Stacy Feinberg: Clear Sky Resorts is a glamping dome experience. Our first location is by the Grand Canyon, so we have a location in Arizona.

That’s our original concept. It is more of a traditional canvas dome that you’re used to seeing, but it has wide-open panoramic windows and skylights in every dome above your bed for stargazing. But at the same time, the usual experience you’d get with a glamping dome does not include air conditioning and heat, a private bathroom inside every dome, and a full-service resort experience, which is what we offer.

We have activities, we have family events, we have all kinds of things like that. And we just, this year in August, opened our second location in Utah near Bryce Canyon National Park, and that location is a glass-front dome. So they’re like glass and wood. And so the front panoramic window is all glass, and you can just open up your curtains and lie on your bed and gaze out at the stars.

And there’s a lot of glamping out there, and there’s a lot of Airbnb domes, but we’re the first full-service luxury glamping experience we have. We have different numbers at each place. We have 44 domes at the Grand Canyon and about 60 domes at Bryce Canyon. But we have food at each property. We have stargazing tours. We have a full-service front desk. We have customer service, hospitality, housekeeping, and all the things you might expect. So it’s like you took a four-star hotel room and popped it down in the middle of the desert, which is something nobody else is doing.

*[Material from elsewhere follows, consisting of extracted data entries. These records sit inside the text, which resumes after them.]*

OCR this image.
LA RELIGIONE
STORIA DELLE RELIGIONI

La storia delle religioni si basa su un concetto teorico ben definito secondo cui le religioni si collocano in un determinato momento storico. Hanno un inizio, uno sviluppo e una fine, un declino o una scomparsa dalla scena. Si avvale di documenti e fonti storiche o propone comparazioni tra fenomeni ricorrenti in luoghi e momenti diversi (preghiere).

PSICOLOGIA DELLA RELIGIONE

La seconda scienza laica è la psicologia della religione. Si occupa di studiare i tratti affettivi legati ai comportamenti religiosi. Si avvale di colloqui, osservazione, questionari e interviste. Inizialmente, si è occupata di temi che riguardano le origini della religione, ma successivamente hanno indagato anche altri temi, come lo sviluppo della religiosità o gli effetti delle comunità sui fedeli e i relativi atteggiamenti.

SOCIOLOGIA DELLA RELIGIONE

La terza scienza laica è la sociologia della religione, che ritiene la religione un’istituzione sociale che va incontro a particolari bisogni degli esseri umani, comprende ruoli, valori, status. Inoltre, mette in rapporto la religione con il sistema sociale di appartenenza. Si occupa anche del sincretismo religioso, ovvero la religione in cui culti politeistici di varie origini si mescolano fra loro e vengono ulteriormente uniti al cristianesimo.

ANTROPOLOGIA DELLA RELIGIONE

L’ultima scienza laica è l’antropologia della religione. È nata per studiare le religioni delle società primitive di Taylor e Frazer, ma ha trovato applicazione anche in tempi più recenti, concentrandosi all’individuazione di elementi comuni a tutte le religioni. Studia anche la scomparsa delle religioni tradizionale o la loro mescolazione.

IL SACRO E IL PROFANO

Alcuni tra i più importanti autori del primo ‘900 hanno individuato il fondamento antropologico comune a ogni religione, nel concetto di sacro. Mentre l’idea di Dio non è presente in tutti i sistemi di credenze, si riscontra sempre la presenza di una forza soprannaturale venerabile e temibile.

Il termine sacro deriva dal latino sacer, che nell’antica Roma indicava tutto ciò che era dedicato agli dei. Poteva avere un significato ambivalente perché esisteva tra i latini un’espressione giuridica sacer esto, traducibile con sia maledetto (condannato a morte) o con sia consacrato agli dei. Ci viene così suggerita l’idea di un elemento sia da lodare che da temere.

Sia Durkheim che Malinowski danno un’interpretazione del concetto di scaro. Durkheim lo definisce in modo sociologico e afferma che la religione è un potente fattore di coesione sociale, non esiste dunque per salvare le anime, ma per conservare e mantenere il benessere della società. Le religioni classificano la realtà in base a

What were the initial thoughts that you had from a social media strategy and content perspective for such a unique concept?

Stacy Feinberg: Oh, I had no idea coming in about what to expect! 

I just knew I had a lot of love for the project, and I was excited to let people know.

And social media is a very effective, cost-effective way to educate people about your product. And so we wanted to have a strong social media presence, and we still have about a home office staff of about three and a half people. I just stepped into that role. 

I thought it might be just what I was looking for.

How do you think your background in education has influenced your approach to social media content creation?

Stacy Feinberg: It’s interesting. I didn’t know that there would be so much overlap, but there is in social media, as in education these days, you need to grab people’s attention.

You have, according to my analytics, about two seconds on TikTok to grab someone’s attention and get them to notice you. So, it’s about the same in the classroom nowadays, it seems, and you grab their attention and you have a clear set goal in mind, and then you break down your concepts and present them to the audience in the way that you would like to present them.

And then you take a step back and you say, “Did that work?” Like, you have to assess and interpret your data and then adjust your style to build your relationships in the classroom or online. You build your relationships. 

I think the number one thing that’s the same is just to repeat yourself over and over again. You think they have the concept, and then you get a question that you’ve just answered. And you just constantly need to be reinforcing your ideas, sticking to your goals, and focusing on your content.

So, I think there’s a lot more overlap than I expected.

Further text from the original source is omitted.